However, in stage 5 (week 18 to present: ongoing prevention and control), there was another unexpected decline in the public sentiment values even though the pandemic was well under control at the time. Interestingly, public sentiment values in this stage were no longer correlated with the number of newly confirmed COVID-19 cases (r=0.12, P=.50).

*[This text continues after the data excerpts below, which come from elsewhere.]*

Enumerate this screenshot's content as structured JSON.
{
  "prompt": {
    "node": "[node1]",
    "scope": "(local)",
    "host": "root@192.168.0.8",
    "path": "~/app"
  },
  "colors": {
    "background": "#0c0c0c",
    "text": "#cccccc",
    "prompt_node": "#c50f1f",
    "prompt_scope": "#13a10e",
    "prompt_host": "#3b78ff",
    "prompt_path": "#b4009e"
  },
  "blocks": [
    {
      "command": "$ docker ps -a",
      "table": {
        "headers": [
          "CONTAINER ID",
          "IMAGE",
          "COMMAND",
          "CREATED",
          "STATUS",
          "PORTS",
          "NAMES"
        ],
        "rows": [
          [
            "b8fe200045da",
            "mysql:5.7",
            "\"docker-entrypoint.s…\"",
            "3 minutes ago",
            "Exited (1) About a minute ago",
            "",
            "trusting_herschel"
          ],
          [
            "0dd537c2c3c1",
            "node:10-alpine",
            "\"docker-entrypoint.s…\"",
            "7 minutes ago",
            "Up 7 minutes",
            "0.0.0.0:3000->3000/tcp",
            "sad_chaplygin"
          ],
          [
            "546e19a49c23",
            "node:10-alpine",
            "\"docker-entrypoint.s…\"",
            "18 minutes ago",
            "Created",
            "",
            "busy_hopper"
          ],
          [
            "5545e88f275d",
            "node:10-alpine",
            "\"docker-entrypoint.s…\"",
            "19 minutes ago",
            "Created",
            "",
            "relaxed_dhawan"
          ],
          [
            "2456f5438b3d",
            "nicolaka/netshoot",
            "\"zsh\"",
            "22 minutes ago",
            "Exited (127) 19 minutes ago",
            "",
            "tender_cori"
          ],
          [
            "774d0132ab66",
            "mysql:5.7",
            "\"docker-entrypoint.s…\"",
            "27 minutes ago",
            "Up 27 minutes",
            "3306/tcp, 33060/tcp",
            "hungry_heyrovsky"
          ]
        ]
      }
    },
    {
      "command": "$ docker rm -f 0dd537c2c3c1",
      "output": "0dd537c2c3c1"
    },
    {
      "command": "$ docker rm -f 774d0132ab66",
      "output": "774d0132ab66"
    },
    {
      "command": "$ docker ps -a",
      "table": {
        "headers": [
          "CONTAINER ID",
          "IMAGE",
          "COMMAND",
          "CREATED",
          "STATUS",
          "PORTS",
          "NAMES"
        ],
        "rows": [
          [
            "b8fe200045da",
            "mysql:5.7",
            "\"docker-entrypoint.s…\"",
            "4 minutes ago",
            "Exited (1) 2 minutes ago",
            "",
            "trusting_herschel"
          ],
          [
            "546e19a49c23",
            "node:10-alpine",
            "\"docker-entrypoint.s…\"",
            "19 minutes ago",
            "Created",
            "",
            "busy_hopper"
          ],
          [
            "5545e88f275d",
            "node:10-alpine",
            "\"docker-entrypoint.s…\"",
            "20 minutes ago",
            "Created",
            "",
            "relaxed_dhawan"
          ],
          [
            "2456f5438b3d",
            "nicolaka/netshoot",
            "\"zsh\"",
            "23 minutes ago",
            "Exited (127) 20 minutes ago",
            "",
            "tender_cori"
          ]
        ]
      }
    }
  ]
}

Relationship Between the Decline in Sentiment Values in Stages 2 and 5

In this study, we considered the underlying reasons for the decline in public sentiment on social media in stage 5. We hypothesized that the decline in sentiment values could be an after-effect of the decline in public sentiment in stage 2. Considering the different depths of the pandemic’s severity across China, the extent of the decline in public sentiment values similarly varied across different provinces and municipalities. We reasoned that if there was a correlation between the extent of the decline in public sentiment values in stages 2 and 5, noting that it is likely that the decline in stage 5 reflects a long-term consequence of the outbreak in stage 2. To test the hypothesis, we calculated the difference of sentiment values between week 3 and 5 as the extent of the decline in stage 2 and the difference of sentiment values between weeks 17 and 46 as the extent of the decline in stage 5. We observed a significant positive correlation between the extent of the decline in stage 2 and that in stage 5 (r=0.71, P<.001), which supports our hypothesis that the decline in public sentiment values in stage 5 reflects the long-term emotional consequences induced by the initial COVID-19 outbreak (Figure 3).

Figure 3.

Figure 3

A correlation between the declines observed in social media public sentiment values in stage 2 with those in stage 5. Black dots represent the extent of the decline of public sentiment values in each province in mainland China. The solid line represents the fitted linear curve of the extent of the decline in two stages (R2=.50, P<.001, 95% CI 0.473-0.978).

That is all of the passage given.